Yes, but existing smaller airports are not currently built to handle large volumes of passengers. At least not in the Portland area and for most in the Seattle area, although Boeing Field does handle small volumes of passengers. So there’d be a lot of expenses upgrading those airports. Any savings is going to be rather long term. Diitto if they create new airports for this.
I had in mind the standard HS chem demo where the teacher puts a small bit of sodium in some water. Not really applicable unless the plane crashes, but I’m not the only one who will have that reaction.
What kind of advantages do rim-driven props have?

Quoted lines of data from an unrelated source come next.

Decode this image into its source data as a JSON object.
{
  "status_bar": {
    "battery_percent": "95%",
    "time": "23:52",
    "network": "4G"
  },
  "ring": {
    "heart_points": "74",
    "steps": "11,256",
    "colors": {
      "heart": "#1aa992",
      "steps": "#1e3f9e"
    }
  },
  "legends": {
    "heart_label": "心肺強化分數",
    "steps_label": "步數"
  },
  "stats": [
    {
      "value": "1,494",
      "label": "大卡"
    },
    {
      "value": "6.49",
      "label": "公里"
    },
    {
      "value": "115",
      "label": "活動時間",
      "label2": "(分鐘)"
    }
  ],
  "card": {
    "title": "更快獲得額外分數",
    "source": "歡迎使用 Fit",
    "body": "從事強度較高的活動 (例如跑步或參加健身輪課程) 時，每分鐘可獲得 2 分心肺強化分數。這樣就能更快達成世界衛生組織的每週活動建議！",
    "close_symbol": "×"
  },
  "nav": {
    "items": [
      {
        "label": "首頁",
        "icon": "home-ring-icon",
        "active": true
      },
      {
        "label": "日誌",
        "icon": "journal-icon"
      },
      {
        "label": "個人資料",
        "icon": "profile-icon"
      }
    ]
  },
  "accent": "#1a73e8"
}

Do they just make it easier to rotate the propellor mount or can they be made lighter and thus extend range?
Answering my own question here. After posting, I realized that rim-driven props have less obstruction of the air flow. Of course, electric motors already have significantly less obstruction than ICE engines. And a disadvantage is additional bearings needed to support the rim-driven prop. Not that we can’t do bearings, but they’re another thing that can go bad.
However, I can see that rim-driven could also be safer. The X-57 will have its main props way out at the end of the wings to reduce vortex drag. But that creates a hazard to ground crew servicing the plane. Enclose them and that hazard is much reduced.
One point to keep in mind is that, while lower vehicle weight would undoubtedly help an electric aircraft, it’d also help an internal-combustion aircraft, and so the internal-combustion aircraft with those same weight reductions would probably still be much more economical. If you’re really serious about carbon footprint, probably the best way to make an airplane is to keep using hydrocarbon fuels, and either manufacture the fuels greenly, or offset the carbon in some other way.
I suspect that hydrocabon-burning aircraft are mainly more efficient because they’re allowed to externalize their environmental costs. At any rate, continuing to use them, even with mitigation of their carbon footprint, still leaves the problem of contrails, which also cause warming of the planet.
NASA is looking at all of air travel. Clearly electric power is only suitable for shorter flights NOW but the goal is for full range flights.
I don’t think it’s a hp power issue. You can only generate so much thrust with propellers. High bypass engines get a lot of their thrust from fan blades but there’s a cutoff point. Jet airliners are 200 mph faster than prop airliners.
It will be interesting to see what the TBO (time before overhaul) is with electric motors along with the energy cost savings.